Business Continuity Plan Checklist

Pull the current asset list from the RMM (NinjaOne, Datto, ConnectWise Automate) and reconcile against IT Glue or Hudu. Tag each system Tier 0 (identity, DNS, DHCP, AD/Entra), Tier 1 (line-of-business apps), or Tier 2 (supporting). Stale inventories are the most common reason DR tests fail — a system gets restored that nobody uses anymore while a new SaaS dependency goes unrecovered.

Work with system owners to confirm Recovery Time Objective and Recovery Point Objective for each Tier 0 and Tier 1 system. RTOs that the current backup posture cannot meet should be flagged for remediation rather than quietly accepted.

Document SaaS, API, and on-prem dependencies for each critical app — SSO (Entra ID, Okta), DNS, certificate authority, payment processor, MX provider. A DR plan that restores the app but not its identity provider doesn't restore service.

Confirm three copies on two media with one offsite, and that at least one copy is immutable — Veeam hardened repo, S3 Object Lock, write-once tape, or a separate cloud account the production AD cannot reach. Ransomware-encrypted backups are the failure mode this exists to prevent.

File a P2 in the PSA (ConnectWise, Autotask, Jira Service Management) naming the affected systems, the proposed control (object lock, hardened repo, separate cloud account), and the target close date. Do not pass the BCP review with this open and undocumented.
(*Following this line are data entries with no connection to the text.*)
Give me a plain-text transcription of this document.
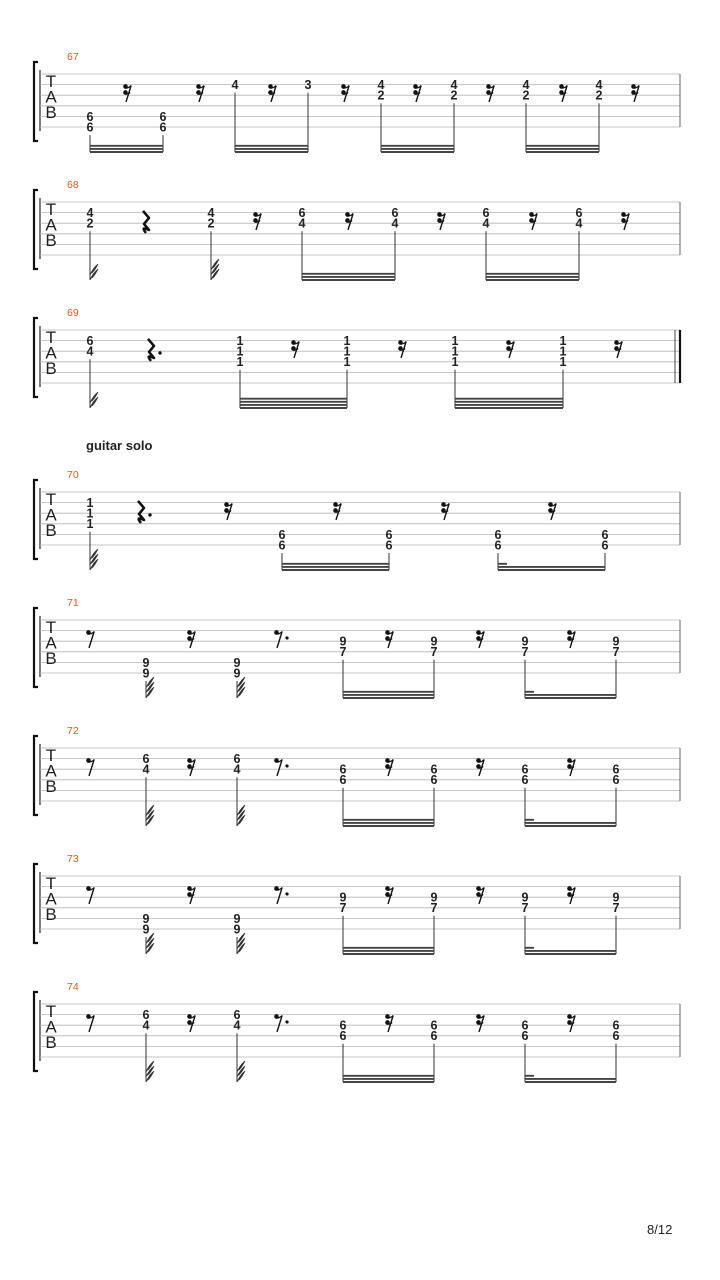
guitar solo
T
A
B
67
6
6
6
6
4	3	4
2
4
2
4
2
4
2
T
A
B
68
4
2
4
2
6
4
6
4
6
4
6
4
T
A
B
69
6
4
1
1
1
1
1
1
1
1
1
1
1
1
T
A
B
70
1
1
1
6
6
6
6
6
6
6
6
T
A
B
71
9
9
9
9
9
7
9
7
9
7
9
7
T
A
B
72
6
4
6
4	6
6
6
6
6
6
6
6
T
A
B
73
9
9
9
9
9
7
9
7
9
7
9
7
T
A
B
74
6
4
6
4	6
6
6
6
6
6
6
6
8/12
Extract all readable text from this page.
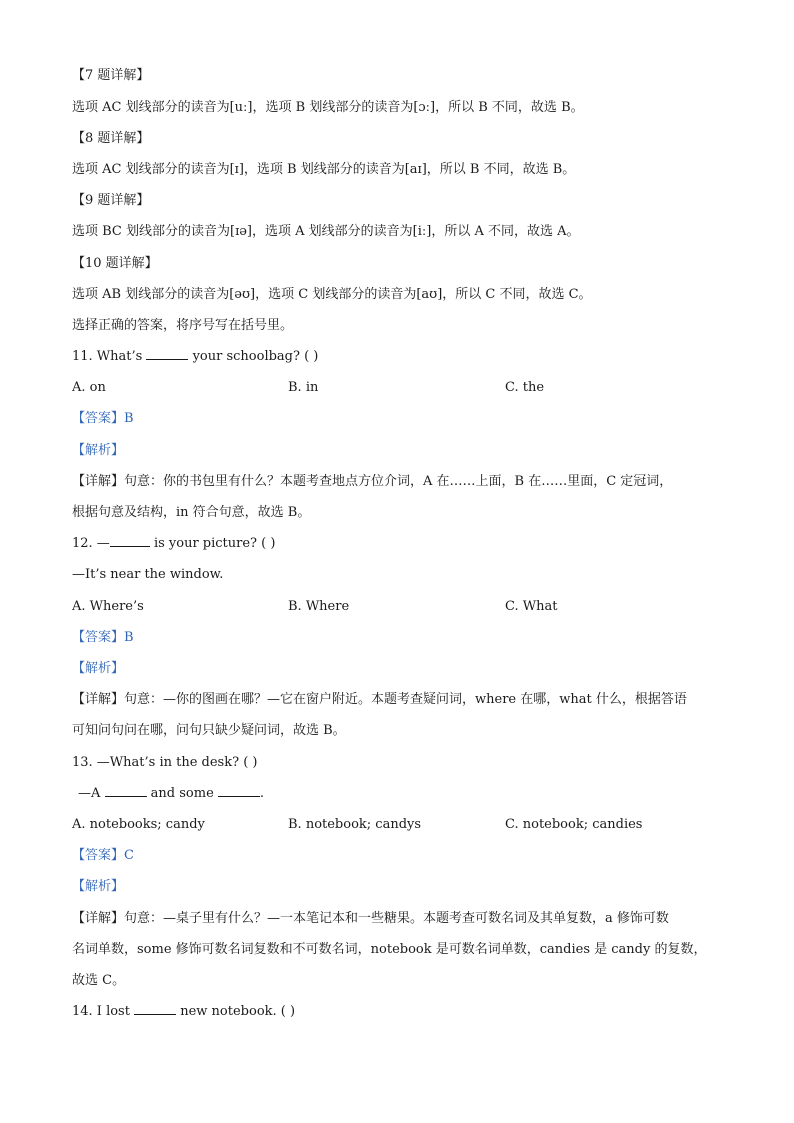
【7 题详解】
选项 AC 划线部分的读音为[uː]，选项 B 划线部分的读音为[ɔː]，所以 B 不同，故选 B。
【8 题详解】
选项 AC 划线部分的读音为[ɪ]，选项 B 划线部分的读音为[aɪ]，所以 B 不同，故选 B。
【9 题详解】
选项 BC 划线部分的读音为[ɪə]，选项 A 划线部分的读音为[iː]，所以 A 不同，故选 A。
【10 题详解】
选项 AB 划线部分的读音为[əʊ]，选项 C 划线部分的读音为[aʊ]，所以 C 不同，故选 C。
选择正确的答案，将序号写在括号里。
11. What’s	your schoolbag? ( )
A. on	B. in	C. the
【答案】B
【解析】
【详解】句意：你的书包里有什么？本题考查地点方位介词，A 在……上面，B 在……里面，C 定冠词，
根据句意及结构，in 符合句意，故选 B。
12. —	is your picture? ( )
—It’s near the window.
A. Where’s	B. Where	C. What
【答案】B
【解析】
【详解】句意：—你的图画在哪？—它在窗户附近。本题考查疑问词，where 在哪，what 什么，根据答语
可知问句问在哪，问句只缺少疑问词，故选 B。
13. —What’s in the desk? ( )
—A	and some	.
A. notebooks; candy	B. notebook; candys	C. notebook; candies
【答案】C
【解析】
【详解】句意：—桌子里有什么？—一本笔记本和一些糖果。本题考查可数名词及其单复数，a 修饰可数
名词单数，some 修饰可数名词复数和不可数名词，notebook 是可数名词单数，candies 是 candy 的复数，
故选 C。
14. I lost	new notebook. ( )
Pull the Veeam / Datto / Cohesity / Rubrik report. A green dashboard with a job that's been silently skipping a VM for six weeks is the canonical failure pattern.

File the change request through CAB. Build the restore target in an isolated VLAN or sandbox tenant — never restore Tier 0 systems into production for a drill.

Pick AD/Entra, the file server, or the LOB database. Walk the full path: locate backup, decrypt, restore to isolated environment, validate application start, validate user authentication, validate data integrity against a known checkpoint.

Confirm primary, secondary, and escalation tiers in PagerDuty / Opsgenie / xMatters match current staffing. Test that a synthetic alert pages the right person.

Update the SEV1 runbook in IT Glue / Hudu / Confluence: who declares, bridge call number, status page owner, executive notification, legal/PR triggers, customer communication template.

Test the emergency-access account in Entra ID / Okta. Confirm the credentials are sealed in two physical locations, MFA is excluded per policy, and sign-in is monitored. A locked-out admin during a real outage is the worst time to discover this.

Verify the FortiGate / Palo Alto / Meraki concentrator (or Cloudflare / Zscaler ZTNA) can sustain 100% of staff remote. License headroom and tunnel limits are common surprise constraints.

If M365 / Teams is the primary channel, the BCP needs an out-of-band fallback — Signal group, personal-email tree, mass-notification service (Everbridge, AlertMedia). Test it; don't just document it.

Run a blameless retro covering what worked, what didn't, and which runbook steps were ambiguous. Feed each item into the IT Glue / Hudu BCP doc as a tracked edit.